Most visitors to Sabah come here for one thing: to trek up the mighty Mt Kinabalu. Or is it to dive around the Sipadan reef? Or to see the orang-utans at Sepilok? Or to explore the riverine forest around Sungai Kinabatangan? Or to get lost in the remote Maliau Basin? The trouble is, Borneo’s northernmost state is so rich in treasures that it’s hard to know where to start, and once you get stuck in there’s always just that one more thing you want to see.
As well as its host of natural features, Sabah has an equally fascinating ethnic heritage, visibly distinct from the indigenous peoples further south. The largest group is made up of the Kadazan and Dusun tribes, known as the ‘Latin lovers’ of Borneo thanks to their healthy appetite for music and life in general, and visitors can also enjoy close encounters with friendly Rungus, Murut and Bajau communities around the state.

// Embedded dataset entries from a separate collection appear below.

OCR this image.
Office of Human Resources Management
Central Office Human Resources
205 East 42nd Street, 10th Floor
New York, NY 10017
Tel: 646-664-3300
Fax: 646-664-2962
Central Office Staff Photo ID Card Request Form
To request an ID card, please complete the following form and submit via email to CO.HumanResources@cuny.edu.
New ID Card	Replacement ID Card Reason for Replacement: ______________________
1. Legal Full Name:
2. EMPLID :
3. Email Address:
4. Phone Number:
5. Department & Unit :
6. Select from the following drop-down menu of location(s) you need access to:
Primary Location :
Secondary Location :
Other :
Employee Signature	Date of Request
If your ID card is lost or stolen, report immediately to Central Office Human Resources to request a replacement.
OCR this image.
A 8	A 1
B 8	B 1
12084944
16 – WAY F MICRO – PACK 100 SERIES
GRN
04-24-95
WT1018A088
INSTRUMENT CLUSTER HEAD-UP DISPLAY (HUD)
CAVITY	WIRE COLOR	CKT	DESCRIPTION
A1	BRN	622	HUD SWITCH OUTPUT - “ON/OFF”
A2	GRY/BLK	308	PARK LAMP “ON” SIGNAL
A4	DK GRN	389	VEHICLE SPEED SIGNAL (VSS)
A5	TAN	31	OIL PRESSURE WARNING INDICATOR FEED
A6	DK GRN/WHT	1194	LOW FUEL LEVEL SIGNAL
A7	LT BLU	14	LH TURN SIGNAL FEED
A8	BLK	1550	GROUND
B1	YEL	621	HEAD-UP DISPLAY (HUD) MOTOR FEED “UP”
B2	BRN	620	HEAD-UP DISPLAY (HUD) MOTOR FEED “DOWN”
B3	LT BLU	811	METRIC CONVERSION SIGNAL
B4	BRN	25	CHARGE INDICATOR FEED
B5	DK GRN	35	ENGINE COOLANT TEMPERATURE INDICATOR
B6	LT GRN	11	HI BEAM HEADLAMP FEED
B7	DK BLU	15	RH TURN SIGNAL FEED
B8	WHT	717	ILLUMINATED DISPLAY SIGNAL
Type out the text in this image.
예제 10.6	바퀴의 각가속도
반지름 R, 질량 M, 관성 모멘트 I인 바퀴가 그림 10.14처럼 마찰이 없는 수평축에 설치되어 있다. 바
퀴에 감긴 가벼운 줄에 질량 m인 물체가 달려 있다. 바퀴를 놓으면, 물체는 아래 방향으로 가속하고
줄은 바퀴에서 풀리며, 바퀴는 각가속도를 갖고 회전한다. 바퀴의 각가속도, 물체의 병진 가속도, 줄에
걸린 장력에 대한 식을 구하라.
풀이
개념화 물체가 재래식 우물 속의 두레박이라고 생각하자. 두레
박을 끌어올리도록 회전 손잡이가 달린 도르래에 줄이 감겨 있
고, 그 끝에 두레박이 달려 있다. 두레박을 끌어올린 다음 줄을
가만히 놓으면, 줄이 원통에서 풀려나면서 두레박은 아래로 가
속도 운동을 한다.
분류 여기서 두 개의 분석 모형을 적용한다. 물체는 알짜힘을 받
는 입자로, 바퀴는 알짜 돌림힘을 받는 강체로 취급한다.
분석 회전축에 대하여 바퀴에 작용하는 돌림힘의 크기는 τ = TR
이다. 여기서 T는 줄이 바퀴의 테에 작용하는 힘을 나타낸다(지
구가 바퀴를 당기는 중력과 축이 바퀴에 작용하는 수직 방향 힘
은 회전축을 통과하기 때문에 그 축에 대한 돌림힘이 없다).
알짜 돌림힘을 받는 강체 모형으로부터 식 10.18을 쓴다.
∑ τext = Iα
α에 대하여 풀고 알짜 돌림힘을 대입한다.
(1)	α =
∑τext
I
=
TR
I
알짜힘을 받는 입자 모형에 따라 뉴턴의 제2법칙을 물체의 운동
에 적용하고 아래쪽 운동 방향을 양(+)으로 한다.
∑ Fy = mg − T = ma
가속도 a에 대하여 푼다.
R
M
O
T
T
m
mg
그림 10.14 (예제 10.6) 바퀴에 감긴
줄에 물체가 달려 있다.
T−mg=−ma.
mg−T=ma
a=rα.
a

In order to make the most of your trip, we strongly encourage you to plan ahead. Sabah’s jungles may be wild and untamed, but they’re covered in streamers of red tape. With a bit of patience and a lot of preplanning, you’ll breeze by the permit restrictions and booked beds. Independent travellers may find Sabah a bit frustrating, but we promise that the hoop-jumping is well worth it.